Striebel James F, Race Brent, Carroll James A, Phillips Katie, Chesebro Bruce
Laboratory of Persistent Viral Diseases, Rocky Mountain Laboratories, National Institute of Allergy and Infectious Diseases, National Institutes of Health, Hamilton, MT 59840, USA.
J Gen Virol. 2016 Jun;97(6):1481-1487. doi: 10.1099/jgv.0.000442. Epub 2016 Mar 2.
Microglial activation is a hallmark of the neuroimmunological response to Alzheimer's disease, Parkinson's disease, amyotrophic lateral sclerosis and prion disease. The CX3C chemokine axis consists of fractalkine (CX3CL1) and its receptor (CX3CR1); these are expressed by neurons and microglia respectively, and are known to modulate microglial activation. In prion-infected mice, both Cx3cr1 and Cx3cl1 are altered, suggesting a role in disease. To investigate the influence of CX3C axis signalling on prion disease, we infected Cx3cr1 knockout (Cx3cr1-KO) and control mice with scrapie strains 22L and RML. Deletion of Cx3cr1 had no effect on development of clinical signs or disease incubation period. In addition, comparison of brain tissue from Cx3cr1-KO and control mice revealed no significant differences in cytokine levels, spongiosis, deposition of disease-associated prion protein or microglial activation. Thus, microglial activation during prion infection did not require CX3C axis signalling.

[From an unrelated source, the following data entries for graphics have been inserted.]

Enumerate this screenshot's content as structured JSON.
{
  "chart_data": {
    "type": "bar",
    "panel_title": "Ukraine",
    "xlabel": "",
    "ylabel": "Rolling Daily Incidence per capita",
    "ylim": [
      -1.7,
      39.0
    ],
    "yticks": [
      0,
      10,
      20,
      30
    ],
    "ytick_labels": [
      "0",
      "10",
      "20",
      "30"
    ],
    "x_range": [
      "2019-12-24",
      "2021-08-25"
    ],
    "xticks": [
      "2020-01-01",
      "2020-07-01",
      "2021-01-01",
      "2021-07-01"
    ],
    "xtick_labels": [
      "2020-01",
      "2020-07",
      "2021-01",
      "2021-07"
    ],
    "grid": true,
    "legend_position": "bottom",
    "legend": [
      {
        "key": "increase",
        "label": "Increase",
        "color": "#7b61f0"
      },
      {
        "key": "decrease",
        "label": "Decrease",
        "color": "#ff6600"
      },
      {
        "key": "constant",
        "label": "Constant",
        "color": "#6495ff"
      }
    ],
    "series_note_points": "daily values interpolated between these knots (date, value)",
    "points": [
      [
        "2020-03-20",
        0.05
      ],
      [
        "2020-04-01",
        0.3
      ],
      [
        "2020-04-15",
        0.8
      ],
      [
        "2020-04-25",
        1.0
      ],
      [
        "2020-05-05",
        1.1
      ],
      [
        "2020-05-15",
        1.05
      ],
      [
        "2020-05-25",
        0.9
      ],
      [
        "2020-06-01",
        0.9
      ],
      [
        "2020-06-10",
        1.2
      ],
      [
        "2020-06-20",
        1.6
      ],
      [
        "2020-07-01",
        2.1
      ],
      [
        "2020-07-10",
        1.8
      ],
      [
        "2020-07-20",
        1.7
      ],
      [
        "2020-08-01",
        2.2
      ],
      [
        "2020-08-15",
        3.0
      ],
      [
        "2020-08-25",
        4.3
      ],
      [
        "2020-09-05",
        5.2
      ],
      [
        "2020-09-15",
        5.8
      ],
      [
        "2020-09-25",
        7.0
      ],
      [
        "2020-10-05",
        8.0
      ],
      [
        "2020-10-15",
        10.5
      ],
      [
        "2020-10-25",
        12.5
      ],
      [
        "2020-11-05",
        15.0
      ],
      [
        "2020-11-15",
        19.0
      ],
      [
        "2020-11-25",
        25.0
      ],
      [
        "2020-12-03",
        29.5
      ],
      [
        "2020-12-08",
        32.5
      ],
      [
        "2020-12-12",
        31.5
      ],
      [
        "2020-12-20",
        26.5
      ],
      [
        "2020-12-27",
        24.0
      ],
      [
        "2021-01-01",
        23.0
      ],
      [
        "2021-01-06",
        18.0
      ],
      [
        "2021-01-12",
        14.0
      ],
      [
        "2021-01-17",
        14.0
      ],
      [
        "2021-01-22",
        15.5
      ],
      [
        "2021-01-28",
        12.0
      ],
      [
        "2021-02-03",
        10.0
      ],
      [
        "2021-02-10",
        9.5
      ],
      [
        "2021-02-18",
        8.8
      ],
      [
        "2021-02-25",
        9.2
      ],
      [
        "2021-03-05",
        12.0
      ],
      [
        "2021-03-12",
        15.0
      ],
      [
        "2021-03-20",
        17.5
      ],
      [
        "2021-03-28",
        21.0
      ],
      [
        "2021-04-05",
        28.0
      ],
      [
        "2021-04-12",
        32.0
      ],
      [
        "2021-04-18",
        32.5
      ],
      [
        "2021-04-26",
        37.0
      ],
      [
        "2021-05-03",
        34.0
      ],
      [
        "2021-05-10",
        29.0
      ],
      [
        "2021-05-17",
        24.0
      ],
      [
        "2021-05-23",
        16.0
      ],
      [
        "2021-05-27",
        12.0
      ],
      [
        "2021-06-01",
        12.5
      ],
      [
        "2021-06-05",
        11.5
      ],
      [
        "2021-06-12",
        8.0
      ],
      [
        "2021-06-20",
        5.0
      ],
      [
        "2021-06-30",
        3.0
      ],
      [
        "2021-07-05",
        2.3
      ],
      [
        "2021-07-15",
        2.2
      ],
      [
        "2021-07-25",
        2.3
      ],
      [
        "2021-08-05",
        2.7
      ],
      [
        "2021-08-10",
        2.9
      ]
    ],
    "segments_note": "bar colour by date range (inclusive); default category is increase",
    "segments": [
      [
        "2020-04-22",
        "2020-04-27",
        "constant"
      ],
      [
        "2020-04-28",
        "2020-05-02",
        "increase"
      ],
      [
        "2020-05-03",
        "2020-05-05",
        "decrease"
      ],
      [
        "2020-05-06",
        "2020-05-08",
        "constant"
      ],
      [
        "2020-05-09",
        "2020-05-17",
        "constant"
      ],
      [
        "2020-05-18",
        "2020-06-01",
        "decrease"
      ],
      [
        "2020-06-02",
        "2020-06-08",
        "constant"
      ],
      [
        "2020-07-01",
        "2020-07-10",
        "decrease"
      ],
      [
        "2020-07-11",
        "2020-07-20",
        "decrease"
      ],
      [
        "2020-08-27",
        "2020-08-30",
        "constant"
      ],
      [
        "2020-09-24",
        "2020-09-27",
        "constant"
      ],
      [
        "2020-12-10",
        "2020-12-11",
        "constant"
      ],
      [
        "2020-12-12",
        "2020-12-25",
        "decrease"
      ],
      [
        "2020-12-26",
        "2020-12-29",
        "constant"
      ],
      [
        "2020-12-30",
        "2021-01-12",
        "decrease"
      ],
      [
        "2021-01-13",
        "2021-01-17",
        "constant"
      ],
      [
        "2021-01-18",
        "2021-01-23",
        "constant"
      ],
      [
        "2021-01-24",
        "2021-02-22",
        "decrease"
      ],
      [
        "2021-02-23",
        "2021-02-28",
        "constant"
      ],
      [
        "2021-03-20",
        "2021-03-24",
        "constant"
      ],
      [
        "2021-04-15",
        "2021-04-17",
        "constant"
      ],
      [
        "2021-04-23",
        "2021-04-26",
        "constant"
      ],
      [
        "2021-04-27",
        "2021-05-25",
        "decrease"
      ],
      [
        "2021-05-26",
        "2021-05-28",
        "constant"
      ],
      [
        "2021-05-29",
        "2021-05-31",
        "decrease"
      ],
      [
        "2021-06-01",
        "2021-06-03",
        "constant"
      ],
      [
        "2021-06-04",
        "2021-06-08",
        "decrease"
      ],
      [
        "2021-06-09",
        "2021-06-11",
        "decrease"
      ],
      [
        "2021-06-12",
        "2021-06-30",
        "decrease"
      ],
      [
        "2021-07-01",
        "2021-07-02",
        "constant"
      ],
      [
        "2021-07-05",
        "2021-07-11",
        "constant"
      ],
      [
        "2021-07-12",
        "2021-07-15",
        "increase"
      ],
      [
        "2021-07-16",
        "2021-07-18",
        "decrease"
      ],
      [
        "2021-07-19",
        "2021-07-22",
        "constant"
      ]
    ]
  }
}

小胶质细胞激活是对阿尔茨海默病、帕金森病、肌萎缩侧索硬化症和朊病毒病神经免疫反应的一个标志。CX3C趋化因子轴由趋化因子(CX3CL1)及其受体(CX3CR1)组成;它们分别由神经元和小胶质细胞表达,并且已知可调节小胶质细胞激活。在朊病毒感染的小鼠中,Cx3cr1和Cx3cl1均发生改变,提示其在疾病中起作用。为了研究CX3C轴信号传导对朊病毒病的影响,我们用羊瘙痒病毒株22L和RML感染了Cx3cr1基因敲除(Cx3cr1-KO)小鼠和对照小鼠。Cx3cr1的缺失对临床症状的发展或疾病潜伏期没有影响。此外,对Cx3cr1-KO小鼠和对照小鼠脑组织的比较显示,细胞因子水平、海绵状变性、疾病相关朊病毒蛋白的沉积或小胶质细胞激活方面没有显著差异。因此,朊病毒感染期间的小胶质细胞激活不需要CX3C轴信号传导。